ZTRSYL3 solves the complex Sylvester matrix equation:

op(A)*X + X*op(B) = scale*C or op(A)*X - X*op(B) = scale*C,

where op(A) = A or A**H, and A and B are both upper triangular. A is M-by-M and B is N-by-N; the right hand side C and the solution X are M-by-N; and scale is an output scale factor, set <= 1 to avoid overflow in X.
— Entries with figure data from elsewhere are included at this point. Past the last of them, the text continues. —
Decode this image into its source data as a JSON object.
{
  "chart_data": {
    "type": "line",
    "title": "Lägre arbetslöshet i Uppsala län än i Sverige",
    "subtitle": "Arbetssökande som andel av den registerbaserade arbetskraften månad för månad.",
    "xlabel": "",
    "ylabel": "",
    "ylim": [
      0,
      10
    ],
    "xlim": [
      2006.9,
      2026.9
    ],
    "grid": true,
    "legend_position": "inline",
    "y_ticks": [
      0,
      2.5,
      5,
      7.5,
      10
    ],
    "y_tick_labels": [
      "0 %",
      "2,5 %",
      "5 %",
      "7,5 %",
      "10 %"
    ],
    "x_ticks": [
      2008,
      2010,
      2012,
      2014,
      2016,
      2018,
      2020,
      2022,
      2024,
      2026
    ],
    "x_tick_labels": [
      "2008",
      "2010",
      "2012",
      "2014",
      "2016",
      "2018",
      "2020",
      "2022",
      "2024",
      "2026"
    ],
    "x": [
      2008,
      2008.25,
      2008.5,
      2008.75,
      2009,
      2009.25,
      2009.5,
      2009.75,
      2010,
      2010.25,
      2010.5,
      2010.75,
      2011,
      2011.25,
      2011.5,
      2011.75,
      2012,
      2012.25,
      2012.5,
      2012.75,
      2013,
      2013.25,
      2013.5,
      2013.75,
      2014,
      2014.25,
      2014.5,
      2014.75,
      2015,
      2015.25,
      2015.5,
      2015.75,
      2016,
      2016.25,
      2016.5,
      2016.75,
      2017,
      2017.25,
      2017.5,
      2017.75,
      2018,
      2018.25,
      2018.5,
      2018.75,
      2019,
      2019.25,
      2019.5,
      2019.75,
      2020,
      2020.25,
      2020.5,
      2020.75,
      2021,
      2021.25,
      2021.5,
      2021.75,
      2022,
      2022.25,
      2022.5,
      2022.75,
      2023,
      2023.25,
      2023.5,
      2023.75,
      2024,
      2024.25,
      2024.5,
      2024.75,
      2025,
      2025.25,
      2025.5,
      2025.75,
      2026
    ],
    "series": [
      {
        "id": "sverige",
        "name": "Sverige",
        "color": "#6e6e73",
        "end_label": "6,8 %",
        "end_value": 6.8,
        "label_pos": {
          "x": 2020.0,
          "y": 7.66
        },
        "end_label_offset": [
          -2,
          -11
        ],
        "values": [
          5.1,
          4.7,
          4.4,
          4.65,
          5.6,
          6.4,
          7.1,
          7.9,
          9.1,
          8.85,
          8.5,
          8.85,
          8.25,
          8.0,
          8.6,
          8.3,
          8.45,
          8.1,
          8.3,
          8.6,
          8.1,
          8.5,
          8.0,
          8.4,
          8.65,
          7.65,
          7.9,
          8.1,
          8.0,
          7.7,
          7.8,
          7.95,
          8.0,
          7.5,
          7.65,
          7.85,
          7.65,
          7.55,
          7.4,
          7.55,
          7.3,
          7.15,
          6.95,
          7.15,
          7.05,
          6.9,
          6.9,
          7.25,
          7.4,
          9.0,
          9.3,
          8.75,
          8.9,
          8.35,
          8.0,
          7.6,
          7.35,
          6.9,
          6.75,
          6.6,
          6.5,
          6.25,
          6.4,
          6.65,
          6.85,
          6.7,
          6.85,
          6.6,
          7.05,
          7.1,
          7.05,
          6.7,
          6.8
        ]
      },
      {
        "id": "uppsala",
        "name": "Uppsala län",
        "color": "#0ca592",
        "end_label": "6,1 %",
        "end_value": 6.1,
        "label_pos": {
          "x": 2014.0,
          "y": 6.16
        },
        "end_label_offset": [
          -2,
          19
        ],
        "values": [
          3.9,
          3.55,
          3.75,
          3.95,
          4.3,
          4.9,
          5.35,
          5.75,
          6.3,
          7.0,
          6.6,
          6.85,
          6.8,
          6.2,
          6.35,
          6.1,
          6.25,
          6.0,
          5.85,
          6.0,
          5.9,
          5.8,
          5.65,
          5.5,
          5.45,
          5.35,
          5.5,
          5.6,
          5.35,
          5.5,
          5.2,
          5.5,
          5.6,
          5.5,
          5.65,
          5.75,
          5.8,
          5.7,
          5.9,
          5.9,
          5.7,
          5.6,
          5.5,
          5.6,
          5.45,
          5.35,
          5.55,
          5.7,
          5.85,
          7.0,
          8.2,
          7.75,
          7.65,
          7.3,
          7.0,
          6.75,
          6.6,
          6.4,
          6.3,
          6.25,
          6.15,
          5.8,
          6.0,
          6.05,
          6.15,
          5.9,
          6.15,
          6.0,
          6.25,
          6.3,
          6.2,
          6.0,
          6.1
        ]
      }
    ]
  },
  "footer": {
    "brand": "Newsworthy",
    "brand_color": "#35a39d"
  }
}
This is the block version of the algorithm.

Parameters

in
trana

Specifies the option op(A): = ‘N’: op(A) = A (No transpose) = ‘C’: op(A) = A**H (Conjugate transpose)

in
tranb

Specifies the option op(B): = ‘N’: op(B) = B (No transpose) = ‘C’: op(B) = B**H (Conjugate transpose)

in
isgn

Specifies the sign in the equation: = +1: solve op(A)*X + X*op(B) = scale*C = -1: solve op(A)*X - X*op(B) = scale*C

in
m

The order of the matrix A, and the number of rows in the matrices X and C. m >= 0.

in
n

The order of the matrix B, and the number of columns in the matrices X and C. n >= 0.

in
A

Complex*16 array, dimension (lda, m). The upper triangular matrix A.

in
lda

The leading dimension of the array A. lda >= max(1, m).

in
B

Complex*16 array, dimension (ldb, n). The upper triangular matrix B.

in
ldb

The leading dimension of the array B. ldb >= max(1, n).

inout
C

Complex*16 array, dimension (ldc, n). On entry, the M-by-N right hand side matrix C. On exit, C is overwritten by the solution matrix X.

in
ldc

The leading dimension of the array C. ldc >= max(1, m).

out
scale

The scale factor, scale, set <= 1 to avoid overflow in X.

out
swork

Double precision array, dimension (MAX(2, ROWS), MAX(1, COLS)). On exit, if info = 0, swork[0] returns the optimal value ROWS and swork[1] returns the optimal COLS.

in
ldswork

The leading dimension of the array swork. ldswork >= MAX(2, ROWS) + MAX(m, n), where ROWS = ((m + nb - 1) / nb + 1). If ldswork = -1, then a workspace query is assumed.

out
info

= 0: successful exit < 0: if info = -i, the i-th argument had an illegal value = 1: A and B have common or very close eigenvalues; perturbed values were used to solve the equation (but the matrices A and B are unchanged).